Diriwayatkan oleh Imam
At-Tarmidzi Rasulullah saw bersabda, “Sungguh, yang pertama kali Allah ciptakan
adalah qalam (pena). Dia berfirman kepada qalam, ‘Tulislah.’ Pena bertanya,
‘Apa yang akan saya tulis?’ Allah berfirman, “Tulislah takdir.’ Maka pada saat
itulah qalam mencatat apa yang telah dan akan terjadi sampai selama-lamanya.”
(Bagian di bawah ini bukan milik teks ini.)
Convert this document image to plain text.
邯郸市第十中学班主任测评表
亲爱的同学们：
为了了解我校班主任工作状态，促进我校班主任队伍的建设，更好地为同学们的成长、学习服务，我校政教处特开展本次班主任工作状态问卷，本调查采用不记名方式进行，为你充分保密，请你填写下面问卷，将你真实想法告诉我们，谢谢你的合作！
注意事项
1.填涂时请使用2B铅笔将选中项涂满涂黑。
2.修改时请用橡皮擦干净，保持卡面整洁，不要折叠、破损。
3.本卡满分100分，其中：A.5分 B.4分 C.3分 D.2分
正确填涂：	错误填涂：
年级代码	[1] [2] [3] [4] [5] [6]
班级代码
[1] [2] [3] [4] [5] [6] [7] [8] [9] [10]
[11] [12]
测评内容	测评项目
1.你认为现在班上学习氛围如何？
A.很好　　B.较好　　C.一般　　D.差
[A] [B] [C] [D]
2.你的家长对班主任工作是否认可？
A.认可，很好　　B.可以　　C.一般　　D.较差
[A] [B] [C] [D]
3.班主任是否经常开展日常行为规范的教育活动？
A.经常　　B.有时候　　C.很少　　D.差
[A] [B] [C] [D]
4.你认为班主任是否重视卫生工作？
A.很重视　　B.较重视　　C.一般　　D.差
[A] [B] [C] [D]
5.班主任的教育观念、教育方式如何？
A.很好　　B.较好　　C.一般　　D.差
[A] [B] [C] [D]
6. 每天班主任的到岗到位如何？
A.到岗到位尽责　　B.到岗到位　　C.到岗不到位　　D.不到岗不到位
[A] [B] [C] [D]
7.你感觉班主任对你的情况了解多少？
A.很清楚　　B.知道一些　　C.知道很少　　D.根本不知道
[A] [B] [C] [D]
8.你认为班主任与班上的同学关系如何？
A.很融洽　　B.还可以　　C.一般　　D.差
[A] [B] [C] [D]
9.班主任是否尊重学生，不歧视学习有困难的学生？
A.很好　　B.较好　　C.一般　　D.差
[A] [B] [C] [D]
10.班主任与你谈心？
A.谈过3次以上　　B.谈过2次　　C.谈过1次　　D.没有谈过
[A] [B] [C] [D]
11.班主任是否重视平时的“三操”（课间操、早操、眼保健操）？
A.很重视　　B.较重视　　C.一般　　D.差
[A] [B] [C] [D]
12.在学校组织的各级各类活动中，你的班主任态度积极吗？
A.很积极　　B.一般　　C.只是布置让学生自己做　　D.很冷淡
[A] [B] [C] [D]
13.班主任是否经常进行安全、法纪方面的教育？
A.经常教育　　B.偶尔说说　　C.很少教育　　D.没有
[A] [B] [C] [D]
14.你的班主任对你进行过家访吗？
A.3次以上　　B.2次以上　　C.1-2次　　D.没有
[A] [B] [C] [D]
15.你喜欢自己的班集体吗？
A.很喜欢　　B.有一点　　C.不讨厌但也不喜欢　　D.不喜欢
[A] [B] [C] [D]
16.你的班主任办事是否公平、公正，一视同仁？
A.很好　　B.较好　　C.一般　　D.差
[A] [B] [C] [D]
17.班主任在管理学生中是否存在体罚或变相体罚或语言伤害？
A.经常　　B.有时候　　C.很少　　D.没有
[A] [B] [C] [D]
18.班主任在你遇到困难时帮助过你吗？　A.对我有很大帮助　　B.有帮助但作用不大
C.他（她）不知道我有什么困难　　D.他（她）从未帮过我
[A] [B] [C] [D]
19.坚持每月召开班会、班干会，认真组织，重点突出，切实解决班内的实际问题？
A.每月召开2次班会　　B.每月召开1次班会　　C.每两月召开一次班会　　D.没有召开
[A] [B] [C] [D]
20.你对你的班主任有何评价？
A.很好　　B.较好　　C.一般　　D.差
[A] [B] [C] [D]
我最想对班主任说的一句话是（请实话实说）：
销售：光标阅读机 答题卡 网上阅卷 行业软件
(HR. Tarmidzi, No. 3319).[1] Imam At-Tarmidzi berkata, hadis ini hasan sahih
gharib. Hadis ini juga diriwayatkan oleh Abu Daud, No. 4700, dan Al-Baihaqi,
No. 204. Juga diriwayatkan Imam Ahmad, dan At-Thabari dalam tafsirnya
2.
Saya baru tahu maksud ungkapan ini. Dalam An-Nahl: 66 Allah berfirman, “Dan sesungguhnya pada
binatang ternak itu benar-benar terdapat pelajaran bagi kamu. Kami memberimu
minum dari pada apa yang berada dalam perutnya (berupa) susu yang bersih antara
tahi dan darah, yang mudah ditelan bagi orang-orang yang meminumnya.” Salah satu hikmahnya adalah bahwa konsekuensi ikhlas yaitu seseorang
bergerak sedemikain rupa di tengah masyarakat dan melewati faktor-faktor baik
dan buruk yang ada dalam lingkungan, namun tidak terpengaruh oleh lingkungan.